Venture capitalists and angel investors are private investors that can provide the cash infusion your small business needs to grow. Both expect an interest in your company, a significant rate of return (usually no less than 20%) and a plan for cashing out in a few years. However, in all other significant aspects, angels and VCs tend to operate quite differently.
Most angel investors are wealthy individuals who invest their own money into companies they would like to see succeed. They may have experience in your industry, and will often want to bring their knowledge to your company along with their money. This doesn't necessarily mean they want to be heavily involved in day-to-day operations. Some do, but others act in more of an advisory capacity, and many are hands-off, as long as you can deliver the promised returns.
Angels typically invest small sums, even as little as $25,000, often into the early stages of a company. They rarely invest more than about $500,000.
Venture capitalists may be individuals investing their own money, but more often they are groups of professional investors investing third-party money. They may or may not have any actual business experience within your industry, although some do concentrate on specific industries. Others fund companies in certain areas of the country or stages of development.
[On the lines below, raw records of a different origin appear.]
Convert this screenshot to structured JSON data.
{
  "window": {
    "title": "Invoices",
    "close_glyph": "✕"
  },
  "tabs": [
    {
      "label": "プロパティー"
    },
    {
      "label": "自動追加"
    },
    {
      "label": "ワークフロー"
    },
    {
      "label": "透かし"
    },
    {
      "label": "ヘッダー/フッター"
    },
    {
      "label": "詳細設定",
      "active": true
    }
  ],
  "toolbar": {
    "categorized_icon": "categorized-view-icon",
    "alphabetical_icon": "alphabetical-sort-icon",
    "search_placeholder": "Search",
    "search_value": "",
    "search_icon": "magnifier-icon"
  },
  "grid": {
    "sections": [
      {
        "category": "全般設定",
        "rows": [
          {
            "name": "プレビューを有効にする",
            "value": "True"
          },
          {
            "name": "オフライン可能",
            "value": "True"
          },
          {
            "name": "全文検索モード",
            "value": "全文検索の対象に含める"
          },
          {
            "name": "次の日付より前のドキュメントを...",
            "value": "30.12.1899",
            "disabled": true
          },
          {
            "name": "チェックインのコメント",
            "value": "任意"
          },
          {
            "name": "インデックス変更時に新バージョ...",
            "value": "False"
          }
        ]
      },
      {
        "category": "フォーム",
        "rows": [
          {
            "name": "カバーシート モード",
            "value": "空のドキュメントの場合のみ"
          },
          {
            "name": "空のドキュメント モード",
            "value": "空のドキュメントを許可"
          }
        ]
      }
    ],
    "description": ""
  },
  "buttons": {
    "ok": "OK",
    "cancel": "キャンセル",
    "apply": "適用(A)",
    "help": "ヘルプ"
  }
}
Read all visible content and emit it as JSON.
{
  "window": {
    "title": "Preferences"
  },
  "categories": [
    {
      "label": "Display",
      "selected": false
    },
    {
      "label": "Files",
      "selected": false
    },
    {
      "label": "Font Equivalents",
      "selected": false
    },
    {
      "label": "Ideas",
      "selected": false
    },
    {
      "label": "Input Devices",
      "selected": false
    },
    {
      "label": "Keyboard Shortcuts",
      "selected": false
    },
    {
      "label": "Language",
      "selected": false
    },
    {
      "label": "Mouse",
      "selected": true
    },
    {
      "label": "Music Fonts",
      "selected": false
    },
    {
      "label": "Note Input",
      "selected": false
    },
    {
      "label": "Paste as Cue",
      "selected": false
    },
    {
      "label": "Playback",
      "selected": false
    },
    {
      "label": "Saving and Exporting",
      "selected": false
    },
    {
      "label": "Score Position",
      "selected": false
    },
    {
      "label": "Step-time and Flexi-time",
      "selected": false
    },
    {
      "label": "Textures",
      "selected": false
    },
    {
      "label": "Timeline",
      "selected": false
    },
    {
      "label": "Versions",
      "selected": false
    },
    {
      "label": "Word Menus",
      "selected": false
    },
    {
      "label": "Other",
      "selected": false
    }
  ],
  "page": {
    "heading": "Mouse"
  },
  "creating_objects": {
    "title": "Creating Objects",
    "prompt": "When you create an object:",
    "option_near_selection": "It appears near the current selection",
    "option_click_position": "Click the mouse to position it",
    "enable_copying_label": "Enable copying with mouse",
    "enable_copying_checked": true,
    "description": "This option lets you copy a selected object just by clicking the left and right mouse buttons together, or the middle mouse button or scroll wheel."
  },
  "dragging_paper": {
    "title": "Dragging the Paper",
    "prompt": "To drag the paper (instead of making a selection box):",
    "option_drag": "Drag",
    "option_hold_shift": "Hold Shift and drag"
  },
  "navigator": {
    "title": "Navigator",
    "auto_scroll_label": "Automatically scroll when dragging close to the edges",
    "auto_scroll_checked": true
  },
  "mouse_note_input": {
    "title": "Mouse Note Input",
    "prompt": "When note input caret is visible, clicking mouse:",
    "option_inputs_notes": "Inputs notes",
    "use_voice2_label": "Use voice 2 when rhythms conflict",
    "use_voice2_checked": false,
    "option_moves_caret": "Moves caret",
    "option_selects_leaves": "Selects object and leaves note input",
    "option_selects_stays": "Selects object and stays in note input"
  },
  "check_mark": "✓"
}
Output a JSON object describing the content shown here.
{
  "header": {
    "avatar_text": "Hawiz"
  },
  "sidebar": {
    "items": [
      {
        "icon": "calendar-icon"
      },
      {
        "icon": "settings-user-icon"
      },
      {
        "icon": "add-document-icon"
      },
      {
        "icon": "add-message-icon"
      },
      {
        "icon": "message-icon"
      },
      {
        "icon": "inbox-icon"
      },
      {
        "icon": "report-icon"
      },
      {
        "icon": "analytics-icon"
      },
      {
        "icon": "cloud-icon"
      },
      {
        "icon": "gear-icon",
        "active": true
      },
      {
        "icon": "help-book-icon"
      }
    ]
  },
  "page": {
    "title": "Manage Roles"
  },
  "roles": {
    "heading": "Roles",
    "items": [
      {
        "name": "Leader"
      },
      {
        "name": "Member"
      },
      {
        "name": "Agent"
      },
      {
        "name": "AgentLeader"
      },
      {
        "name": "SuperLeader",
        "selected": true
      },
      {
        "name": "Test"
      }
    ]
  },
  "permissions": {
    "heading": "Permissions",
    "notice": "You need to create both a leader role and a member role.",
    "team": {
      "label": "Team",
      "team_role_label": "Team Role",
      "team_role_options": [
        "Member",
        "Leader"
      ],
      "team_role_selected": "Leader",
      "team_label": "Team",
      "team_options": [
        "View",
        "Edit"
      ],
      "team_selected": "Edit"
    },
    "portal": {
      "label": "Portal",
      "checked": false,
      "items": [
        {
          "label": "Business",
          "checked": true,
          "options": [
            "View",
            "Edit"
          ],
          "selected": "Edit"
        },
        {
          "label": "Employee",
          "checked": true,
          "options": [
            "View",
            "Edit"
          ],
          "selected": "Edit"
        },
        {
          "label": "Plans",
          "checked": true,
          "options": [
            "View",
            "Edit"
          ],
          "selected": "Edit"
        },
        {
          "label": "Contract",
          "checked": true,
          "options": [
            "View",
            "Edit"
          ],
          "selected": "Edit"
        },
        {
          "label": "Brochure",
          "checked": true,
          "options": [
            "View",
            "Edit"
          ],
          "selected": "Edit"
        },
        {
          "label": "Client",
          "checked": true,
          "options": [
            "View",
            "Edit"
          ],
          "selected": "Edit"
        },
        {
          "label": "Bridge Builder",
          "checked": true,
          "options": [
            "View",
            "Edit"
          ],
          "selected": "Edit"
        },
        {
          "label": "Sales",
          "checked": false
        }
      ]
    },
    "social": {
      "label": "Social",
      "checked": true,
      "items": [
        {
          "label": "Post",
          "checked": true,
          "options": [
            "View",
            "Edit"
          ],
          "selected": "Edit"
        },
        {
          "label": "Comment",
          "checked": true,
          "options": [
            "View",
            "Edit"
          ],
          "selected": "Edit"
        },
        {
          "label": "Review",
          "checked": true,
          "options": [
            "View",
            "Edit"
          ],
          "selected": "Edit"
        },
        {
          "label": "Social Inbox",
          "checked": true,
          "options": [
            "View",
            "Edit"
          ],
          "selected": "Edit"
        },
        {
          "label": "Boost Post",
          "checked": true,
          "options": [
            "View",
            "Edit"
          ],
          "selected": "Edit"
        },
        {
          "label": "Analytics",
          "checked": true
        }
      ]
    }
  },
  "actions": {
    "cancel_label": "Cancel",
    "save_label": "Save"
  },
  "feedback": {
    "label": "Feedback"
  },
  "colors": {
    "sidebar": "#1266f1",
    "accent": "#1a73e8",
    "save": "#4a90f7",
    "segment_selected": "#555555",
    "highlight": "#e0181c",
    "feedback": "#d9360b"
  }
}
VCs rarely invest in early-stage startups. They want to see evidence that a company can be profitable. They also prefer to invest large amounts of money, usually a few million dollars minimum, so a company that only needs a few employees and very little equipment probably isn't a good fit for most VCs.
VCs will also expect a lot of input into your company. They usually want a seat on your board, so if you don't have a board, they will expect you to form one. They also want significant oversight of daily operation and are likely to bring in their own management team.
If your company goes public (and the VC may reserve the right to insist on this), the VC will get preferred stock, which is paid out first if you have to liquidate the company.
Finding Angels and VCs
Many entrepreneurs find angels and VCs by word of mouth. You can get recommendations from:
- Local Chambers of Commerce
- Other entrepreneurs
- Economic development centers
There are also websites specializing in connecting entrepreneurs with angels and VCs. Angelsoft.net, Go4funding.com and GoBigNetwork.com are three popular ones. Angel Capital Association provides a state-by-state directory of angel investor networks.
Additionally, there are social functions often held specifically for the purpose of allowing investors and entrepreneurs to meet each other. Attending these events is also a great way to generate interest in your startup.
The Funding Process
Before either an angel or a VC will fund your business, you will have to convince them that it's a good investment and likely to provide a substantial return for the term of the investment. In most cases, this involves making a presentation that offers:
- A solid business plan that includes your vision for the future and concrete goals along the way
- Research showing that there is a market for your product or service
- A financial plan, including an exit strategy for the investor
- How much money you need to meet your goals
- How you intend to use the money
Potential investors may also do their own due diligence and competitive analysis.
Angels are usually less formal than VCs and may not need as many specific details. Some might even make a decision after only one meeting. It's still best to be prepared with a formal, detailed presentation.
Some venture capitalists will provide funding in stages, providing the next installment only after predetermined milestones have been reached.
Angels and VCs are both important sources of funding for entrepreneurs, but the appropriate one for you will depend on your company's stage of development and funding needs.